Nagios: master/slave(s) or master(s)?

When monitoring systems, as in automagically checking all business processes and systems are ok, I used to use a Master/Slave setup. This was built with plain Nagios installs and a ssh-tunnel over the Internet.

And then the responsability grows. Another slave? More (manual) labor? right.

I started a search to find the best option which would suit my needs. A master server locally in the office and either separate masters per remote location, or slaves running reporting to my master. I run monitoring as a service. Although the configuration of users and the hostgroups they can see can be configured in Nagios, I do not need the remote users to see my systems, however I do need to see these..

Running slaves means a proper connection to the master needs to exist and remain. Failing communications between slave and master means false positives, as the failing services will start to yell. And adding services and eventhandlers to restart tunnels is not fun.

Running separate masters is better since the dependancy between slave and master is gone. No master server available means no visibility for me, however both the remote customer and myself still see the results. (I would get the emails anyhow)

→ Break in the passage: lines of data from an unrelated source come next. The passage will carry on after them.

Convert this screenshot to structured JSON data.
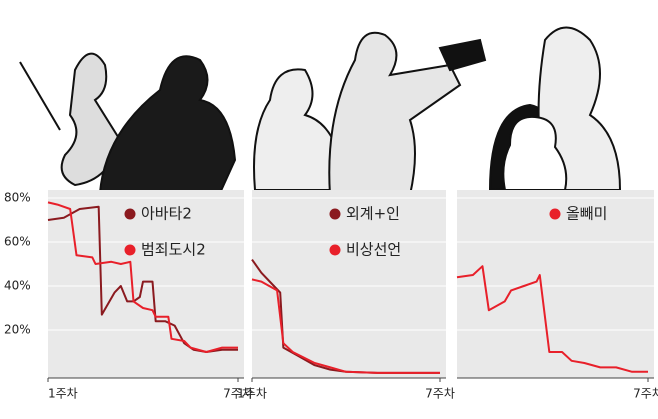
{
  "chart_data": [
    {
      "type": "line",
      "xlim": [
        1,
        7
      ],
      "xticks": [
        {
          "value": 1,
          "label": "1주차"
        },
        {
          "value": 7,
          "label": "7주차"
        }
      ],
      "ylim": [
        0,
        80
      ],
      "yticks": [
        {
          "value": 20,
          "label": "20%"
        },
        {
          "value": 40,
          "label": "40%"
        },
        {
          "value": 60,
          "label": "60%"
        },
        {
          "value": 80,
          "label": "80%"
        }
      ],
      "series": [
        {
          "name": "아바타2",
          "color": "#8b1a1f",
          "x": [
            1,
            1.5,
            2,
            2.6,
            2.7,
            3.1,
            3.3,
            3.5,
            3.7,
            3.9,
            4,
            4.3,
            4.4,
            4.7,
            5,
            5.3,
            5.6,
            6,
            6.5,
            7
          ],
          "values": [
            70,
            71,
            75,
            76,
            27,
            37,
            40,
            33,
            33,
            35,
            42,
            42,
            24,
            24,
            22,
            14,
            11,
            10,
            11,
            11
          ]
        },
        {
          "name": "범죄도시2",
          "color": "#e8202a",
          "x": [
            1,
            1.3,
            1.7,
            1.9,
            2.4,
            2.5,
            3,
            3.3,
            3.6,
            3.7,
            4,
            4.3,
            4.4,
            4.8,
            4.9,
            5.3,
            5.5,
            6,
            6.5,
            7
          ],
          "values": [
            78,
            77,
            75,
            54,
            53,
            50,
            51,
            50,
            51,
            33,
            30,
            29,
            26,
            26,
            16,
            15,
            12,
            10,
            12,
            12
          ]
        }
      ]
    },
    {
      "type": "line",
      "xlim": [
        1,
        7
      ],
      "xticks": [
        {
          "value": 1,
          "label": "1주차"
        },
        {
          "value": 7,
          "label": "7주차"
        }
      ],
      "ylim": [
        0,
        80
      ],
      "series": [
        {
          "name": "외계+인",
          "color": "#8b1a1f",
          "x": [
            1,
            1.3,
            1.7,
            1.9,
            2,
            2.5,
            3,
            3.5,
            4,
            5,
            7
          ],
          "values": [
            52,
            46,
            40,
            37,
            12,
            8,
            4,
            2,
            1,
            0.5,
            0.5
          ]
        },
        {
          "name": "비상선언",
          "color": "#e8202a",
          "x": [
            1,
            1.3,
            1.8,
            2,
            2.3,
            3,
            3.5,
            4,
            5,
            7
          ],
          "values": [
            43,
            42,
            38,
            14,
            10,
            5,
            3,
            1,
            0.5,
            0.5
          ]
        }
      ]
    },
    {
      "type": "line",
      "xlim": [
        1,
        7
      ],
      "xticks": [
        {
          "value": 7,
          "label": "7주차"
        }
      ],
      "ylim": [
        0,
        80
      ],
      "series": [
        {
          "name": "올빼미",
          "color": "#e8202a",
          "x": [
            1,
            1.5,
            1.8,
            2,
            2.5,
            2.7,
            3.1,
            3.5,
            3.6,
            3.9,
            4.3,
            4.6,
            5,
            5.5,
            6,
            6.5,
            7
          ],
          "values": [
            44,
            45,
            49,
            29,
            33,
            38,
            40,
            42,
            45,
            10,
            10,
            6,
            5,
            3,
            3,
            1,
            1
          ]
        }
      ]
    }
  ]
}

But how would I connect the 3 masters (1 main, 2 remote) together? 3 browser windows continuously open? 3 profiles on my Unagi app?

I bumped into Thruk. From their website:

“Thruk is an independent multibackend monitoring webinterface which
currently supports Nagios, Icinga and Shinken as backend using the Livestatus addon.
It is designed to be a “dropin” replacement. The target is to
cover 100% of the original features plus additional enhancements for large
installations.”

And that’s what I needed. Same as Nagios, more funtionality, drop in replacement. So each master still can be accessed using the regular webinterface and for myself, I have the total overview. Wicked.

Thruk was a piece of cake for the installation. On their website they offer the *.deb package for my linux distribution, which includes all required packages. A bit more work was the installation of the livestatus broker for all masters. Different distributions, so different actions. Was it hard? no. easy.

So now running thruk on my main machine, having the total picture, while each remote site has its own installation. All installs are maintained from NagiosQL, a MySQL driven php web application for easy configuration. In NagiosQL, I have each master in its own nagiosql-domain. This gives complete separation beyond the borders of application security. Done.